Now a college student, Kays’ client was harassed and followed to class by Rigney’s friends following the rape, the lawsuit says. The suit alleges the school district was negligent in upholding its “special protective relationship” to students to protect them from reasonably foreseeable dangers, failing to implement design and safety measures to protect students in all-gender bathrooms, and inflicting emotional distress on the victim.
According to the lawsuit and court records in the criminal case against Rigney, he lured the woman to the bathroom on March 28, 2018, under the guise of urgently needing to talk to her.
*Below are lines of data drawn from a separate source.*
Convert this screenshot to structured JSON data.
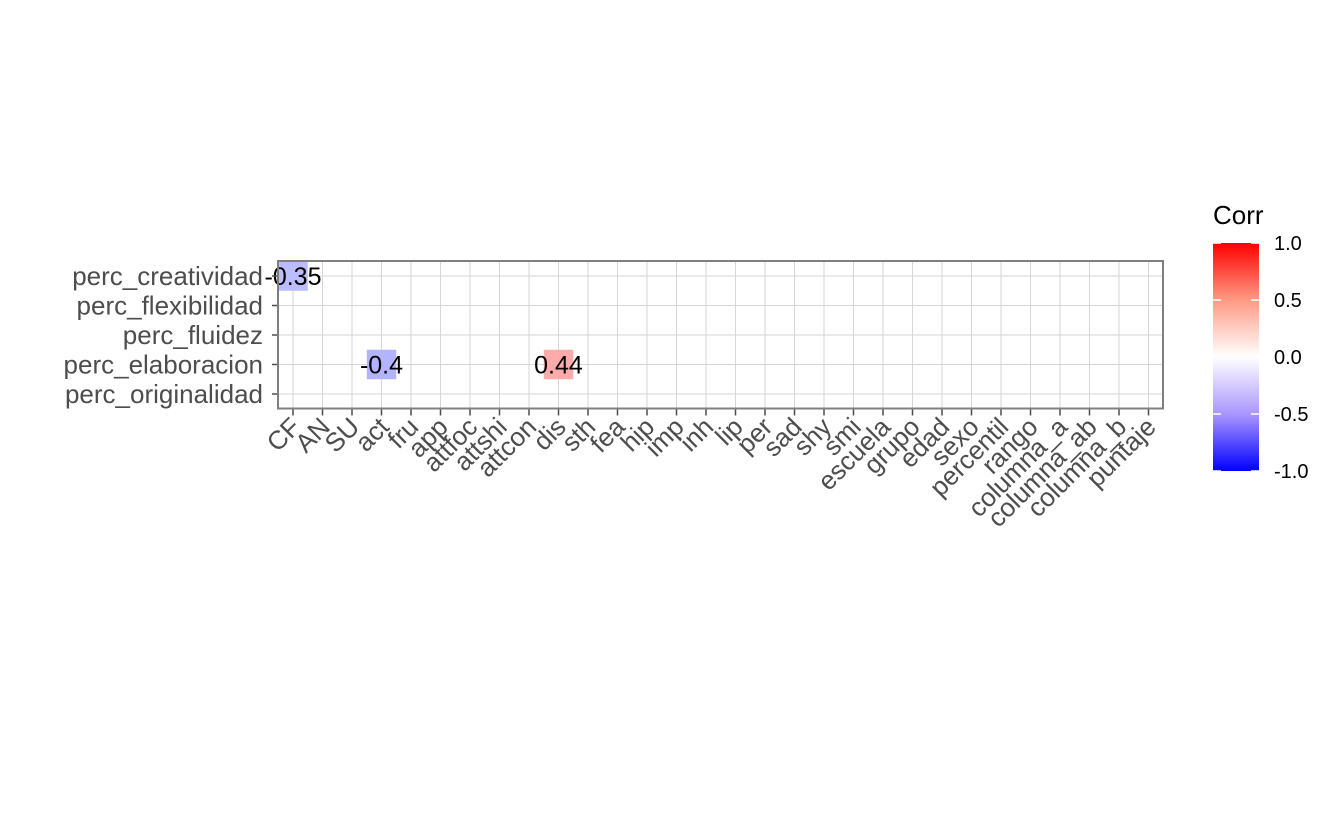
{
  "chart_data": {
    "type": "heatmap",
    "x_categories": [
      "CF",
      "AN",
      "SU",
      "act",
      "fru",
      "app",
      "attfoc",
      "attshi",
      "attcon",
      "dis",
      "sth",
      "fea",
      "hip",
      "imp",
      "inh",
      "lip",
      "per",
      "sad",
      "shy",
      "smi",
      "escuela",
      "grupo",
      "edad",
      "sexo",
      "percentil",
      "rango",
      "columna_a",
      "columna_ab",
      "columna_b",
      "puntaje"
    ],
    "y_categories": [
      "perc_creatividad",
      "perc_flexibilidad",
      "perc_fluidez",
      "perc_elaboracion",
      "perc_originalidad"
    ],
    "cells": [
      {
        "x": "CF",
        "y": "perc_creatividad",
        "value": -0.35,
        "label": "-0.35"
      },
      {
        "x": "act",
        "y": "perc_elaboracion",
        "value": -0.4,
        "label": "-0.4"
      },
      {
        "x": "dis",
        "y": "perc_elaboracion",
        "value": 0.44,
        "label": "0.44"
      }
    ],
    "legend": {
      "title": "Corr",
      "range": [
        -1,
        1
      ],
      "ticks": [
        "1.0",
        "0.5",
        "0.0",
        "-0.5",
        "-1.0"
      ],
      "tick_values": [
        1,
        0.5,
        0,
        -0.5,
        -1
      ],
      "low_color": "#0000FF",
      "mid_color": "#FFFFFF",
      "high_color": "#FF0000",
      "placement": "right"
    },
    "grid": true
  }
}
Once inside the bathroom, Rigney used his body to block the door and raped the woman; she told her parents about the attack that evening and they called Seattle police, the records say.
Police later found semen on the bathroom wall and DNA from the sample matched Rigney’s DNA, according to the lawsuit. The woman is seeking unspecified general and special damages and payment of attorney’s fees, according to the suit. Kays said her client continues to be fearful about being alone with a member of the opposite sex. “It’s really impacted her, psychologically and emotionally. Talking about it is very painful,” Kays said. “She really wants the school district to rethink this (all-gender bathrooms) and design it so they’re safe. That doesn’t seem too much to ask.”